Tuesday, January 19, 2021

Impeachment Trial Anyway

President Trump has been impeached, again, but it appears that his Senate trial will not take place until he has left office in the ordinary course. That has caused some to question not only the wisdom of a Senate trial, but also its legality. So, the question presented is whether a trial in the Senate will be proper, and, if so, will it be in any way effective.

It shouldn’t be surprising that eminent legal scholars differ on this point. [1] The Constitution doesn’t seem to answer the question directly. But although the issue is challenging the best legal minds, your humble servant will take a stab at it, hopefully without too much hubris.

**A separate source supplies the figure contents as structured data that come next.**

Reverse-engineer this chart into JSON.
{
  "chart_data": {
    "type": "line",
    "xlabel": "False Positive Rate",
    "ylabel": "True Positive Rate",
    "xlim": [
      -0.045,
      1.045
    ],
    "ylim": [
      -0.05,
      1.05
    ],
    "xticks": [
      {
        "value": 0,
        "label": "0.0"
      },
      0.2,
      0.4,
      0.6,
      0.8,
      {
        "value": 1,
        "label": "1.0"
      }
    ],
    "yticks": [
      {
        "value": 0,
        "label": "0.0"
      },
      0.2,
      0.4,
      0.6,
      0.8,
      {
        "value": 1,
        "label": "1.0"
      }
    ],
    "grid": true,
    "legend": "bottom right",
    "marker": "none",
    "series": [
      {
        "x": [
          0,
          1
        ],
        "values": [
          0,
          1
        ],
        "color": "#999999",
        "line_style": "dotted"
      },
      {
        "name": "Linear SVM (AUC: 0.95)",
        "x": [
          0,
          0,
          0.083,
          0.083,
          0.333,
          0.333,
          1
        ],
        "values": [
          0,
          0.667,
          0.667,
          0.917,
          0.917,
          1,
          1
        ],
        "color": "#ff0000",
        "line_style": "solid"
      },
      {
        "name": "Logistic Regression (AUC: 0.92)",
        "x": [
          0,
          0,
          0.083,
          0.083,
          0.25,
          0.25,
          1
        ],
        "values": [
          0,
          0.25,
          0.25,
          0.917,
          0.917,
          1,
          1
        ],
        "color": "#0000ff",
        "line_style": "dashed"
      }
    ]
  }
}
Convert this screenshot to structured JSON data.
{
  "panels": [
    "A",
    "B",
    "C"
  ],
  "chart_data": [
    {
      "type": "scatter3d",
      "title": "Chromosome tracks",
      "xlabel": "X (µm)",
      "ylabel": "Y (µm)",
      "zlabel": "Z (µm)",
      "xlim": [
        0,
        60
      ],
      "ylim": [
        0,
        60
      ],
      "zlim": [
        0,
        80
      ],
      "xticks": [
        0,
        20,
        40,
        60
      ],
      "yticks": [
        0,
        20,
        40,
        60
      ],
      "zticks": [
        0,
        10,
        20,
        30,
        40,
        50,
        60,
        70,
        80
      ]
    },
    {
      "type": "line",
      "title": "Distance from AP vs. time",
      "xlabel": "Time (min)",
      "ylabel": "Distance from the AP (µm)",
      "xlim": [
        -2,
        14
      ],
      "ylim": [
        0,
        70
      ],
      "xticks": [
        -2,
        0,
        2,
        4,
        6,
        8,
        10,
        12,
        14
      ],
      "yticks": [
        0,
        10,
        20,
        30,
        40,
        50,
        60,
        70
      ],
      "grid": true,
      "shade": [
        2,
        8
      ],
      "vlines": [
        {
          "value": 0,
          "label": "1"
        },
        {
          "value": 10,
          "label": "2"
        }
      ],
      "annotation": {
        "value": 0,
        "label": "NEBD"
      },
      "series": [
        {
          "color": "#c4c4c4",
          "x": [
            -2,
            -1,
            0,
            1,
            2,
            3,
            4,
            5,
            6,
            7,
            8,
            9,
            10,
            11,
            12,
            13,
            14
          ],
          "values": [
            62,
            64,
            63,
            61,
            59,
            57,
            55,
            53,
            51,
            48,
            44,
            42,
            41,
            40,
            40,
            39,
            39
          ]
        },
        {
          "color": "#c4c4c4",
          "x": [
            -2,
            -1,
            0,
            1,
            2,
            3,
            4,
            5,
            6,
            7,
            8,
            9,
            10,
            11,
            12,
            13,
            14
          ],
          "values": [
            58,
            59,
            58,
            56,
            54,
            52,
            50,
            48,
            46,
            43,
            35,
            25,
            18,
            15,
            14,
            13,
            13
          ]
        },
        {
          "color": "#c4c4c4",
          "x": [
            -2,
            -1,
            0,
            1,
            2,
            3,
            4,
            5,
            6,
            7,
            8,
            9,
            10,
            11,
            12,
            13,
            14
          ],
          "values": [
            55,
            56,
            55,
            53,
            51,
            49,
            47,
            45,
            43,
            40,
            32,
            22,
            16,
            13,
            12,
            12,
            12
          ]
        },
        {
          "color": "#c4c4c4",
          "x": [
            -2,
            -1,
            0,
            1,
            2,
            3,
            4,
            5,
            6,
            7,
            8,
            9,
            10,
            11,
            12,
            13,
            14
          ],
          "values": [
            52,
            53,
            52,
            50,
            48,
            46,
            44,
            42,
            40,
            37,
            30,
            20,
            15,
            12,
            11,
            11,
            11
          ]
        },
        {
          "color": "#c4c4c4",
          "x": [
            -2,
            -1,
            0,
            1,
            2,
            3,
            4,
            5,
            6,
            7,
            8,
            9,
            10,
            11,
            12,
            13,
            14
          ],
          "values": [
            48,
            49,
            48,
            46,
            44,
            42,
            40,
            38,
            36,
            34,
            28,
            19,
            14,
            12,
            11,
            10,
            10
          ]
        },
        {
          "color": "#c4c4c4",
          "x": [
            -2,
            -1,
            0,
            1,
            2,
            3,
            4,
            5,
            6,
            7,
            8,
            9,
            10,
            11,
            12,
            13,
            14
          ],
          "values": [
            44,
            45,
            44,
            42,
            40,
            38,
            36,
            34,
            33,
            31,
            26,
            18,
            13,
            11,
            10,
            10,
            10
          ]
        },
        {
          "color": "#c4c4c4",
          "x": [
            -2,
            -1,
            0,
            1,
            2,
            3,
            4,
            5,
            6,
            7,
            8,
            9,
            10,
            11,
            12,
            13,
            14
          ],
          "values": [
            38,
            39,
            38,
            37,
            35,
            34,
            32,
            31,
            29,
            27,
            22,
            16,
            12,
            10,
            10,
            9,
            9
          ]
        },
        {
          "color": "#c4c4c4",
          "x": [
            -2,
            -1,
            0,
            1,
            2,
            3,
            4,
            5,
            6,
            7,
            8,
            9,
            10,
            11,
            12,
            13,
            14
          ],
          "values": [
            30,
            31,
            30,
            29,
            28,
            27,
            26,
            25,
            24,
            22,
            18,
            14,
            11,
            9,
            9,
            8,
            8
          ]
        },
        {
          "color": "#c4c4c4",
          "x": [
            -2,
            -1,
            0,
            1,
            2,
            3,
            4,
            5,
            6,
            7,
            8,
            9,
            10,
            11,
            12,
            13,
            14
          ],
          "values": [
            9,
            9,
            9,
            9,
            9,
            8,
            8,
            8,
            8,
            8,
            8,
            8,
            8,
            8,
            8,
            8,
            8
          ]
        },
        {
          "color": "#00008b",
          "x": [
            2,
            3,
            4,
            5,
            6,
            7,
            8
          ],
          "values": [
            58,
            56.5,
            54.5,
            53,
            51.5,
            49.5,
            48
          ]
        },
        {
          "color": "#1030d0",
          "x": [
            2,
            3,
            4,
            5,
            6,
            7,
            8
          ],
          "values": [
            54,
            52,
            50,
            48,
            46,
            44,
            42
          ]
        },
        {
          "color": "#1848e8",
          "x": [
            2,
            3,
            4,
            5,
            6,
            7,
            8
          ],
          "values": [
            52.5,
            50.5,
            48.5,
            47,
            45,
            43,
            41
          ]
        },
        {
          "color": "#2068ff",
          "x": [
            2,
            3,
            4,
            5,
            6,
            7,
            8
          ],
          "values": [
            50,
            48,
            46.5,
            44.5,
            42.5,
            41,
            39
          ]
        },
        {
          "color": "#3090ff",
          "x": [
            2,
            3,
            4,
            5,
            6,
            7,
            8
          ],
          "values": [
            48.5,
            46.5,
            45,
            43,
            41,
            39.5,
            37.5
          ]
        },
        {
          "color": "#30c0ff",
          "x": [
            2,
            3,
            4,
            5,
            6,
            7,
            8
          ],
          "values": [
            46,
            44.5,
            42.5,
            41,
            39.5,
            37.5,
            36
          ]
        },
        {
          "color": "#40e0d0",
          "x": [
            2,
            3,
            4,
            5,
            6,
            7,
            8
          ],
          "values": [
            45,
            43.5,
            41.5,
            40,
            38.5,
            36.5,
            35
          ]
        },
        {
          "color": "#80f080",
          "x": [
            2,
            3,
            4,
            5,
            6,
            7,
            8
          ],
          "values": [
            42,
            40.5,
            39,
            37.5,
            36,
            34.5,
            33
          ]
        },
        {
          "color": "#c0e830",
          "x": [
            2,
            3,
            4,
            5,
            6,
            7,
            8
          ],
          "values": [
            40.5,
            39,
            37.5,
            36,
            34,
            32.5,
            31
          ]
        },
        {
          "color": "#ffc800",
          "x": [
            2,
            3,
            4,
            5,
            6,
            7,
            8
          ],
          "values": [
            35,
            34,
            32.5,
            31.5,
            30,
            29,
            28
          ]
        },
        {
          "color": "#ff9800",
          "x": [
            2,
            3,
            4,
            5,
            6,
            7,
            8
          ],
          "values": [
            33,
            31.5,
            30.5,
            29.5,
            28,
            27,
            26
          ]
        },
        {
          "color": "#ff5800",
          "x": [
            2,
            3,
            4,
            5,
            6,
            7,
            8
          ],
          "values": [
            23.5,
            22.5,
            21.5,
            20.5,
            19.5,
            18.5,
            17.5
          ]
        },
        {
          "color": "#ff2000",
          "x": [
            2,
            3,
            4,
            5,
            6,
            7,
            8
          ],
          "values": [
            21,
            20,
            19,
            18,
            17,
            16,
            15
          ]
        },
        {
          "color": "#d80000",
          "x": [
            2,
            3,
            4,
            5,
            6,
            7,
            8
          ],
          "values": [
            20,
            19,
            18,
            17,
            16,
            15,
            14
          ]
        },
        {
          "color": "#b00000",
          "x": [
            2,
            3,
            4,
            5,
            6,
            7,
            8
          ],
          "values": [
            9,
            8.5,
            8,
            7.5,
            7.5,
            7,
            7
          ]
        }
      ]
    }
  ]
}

One thing we can get out of the way at the onset is that there is little likelihood that the Supreme Court will weigh in on the matter. In the 1990s one Walter L. Nixon, Jr., a former federal judge, asked the Court to rule that the Senate trial that removed him from office was conducted improperly. But the Court held that it is up to the Senate how it conducts impeachment trials, and that the federal courts have nothing to say about it. [2] And, as a practical matter, armed with that precedent, it is unlikely the Supreme Court will come within a hundred miles of this case.

What’s more, impeachment proceedings against a person who has left office has historical precedent. In 1876, William Belknap, President Grant’s notoriously corrupt Secretary of War, raced to the White House to hand Grant his resignation just minutes before the House of Representatives was scheduled to vote on impeachment articles against him. The House went ahead anyway, and, after the articles were sent over, so did the Senate, which decided it retained jurisdiction over the matter. As it turned out, the Senate didn’t convict him, but it wasn’t because Belknap had already resigned. [3]

Now the immediate effect of conviction on an impeachment is removal from office. [4] That seems pointless at this juncture, that is, since the Senate isn’t going to try him before Joe Biden takes office. But there is one other thing that can happen. Trump can also be disqualified from holding any federal office in the future. That’s not automatic. But if the Senate decides to go that route, it can, after conviction, take a further vote on the question. And while conviction itself requires a two-thirds supermajority, a judgment that Trump is disqualified from holding further office would require only a simple majority.

So, there is a practical reason to go ahead with a Senate trial on Trump’s impeachment, and there doesn’t appear to be a prohibition against doing so. And inciting a mob to riot at the Capitol seems a sound reason to keep him away from governmental power in the future.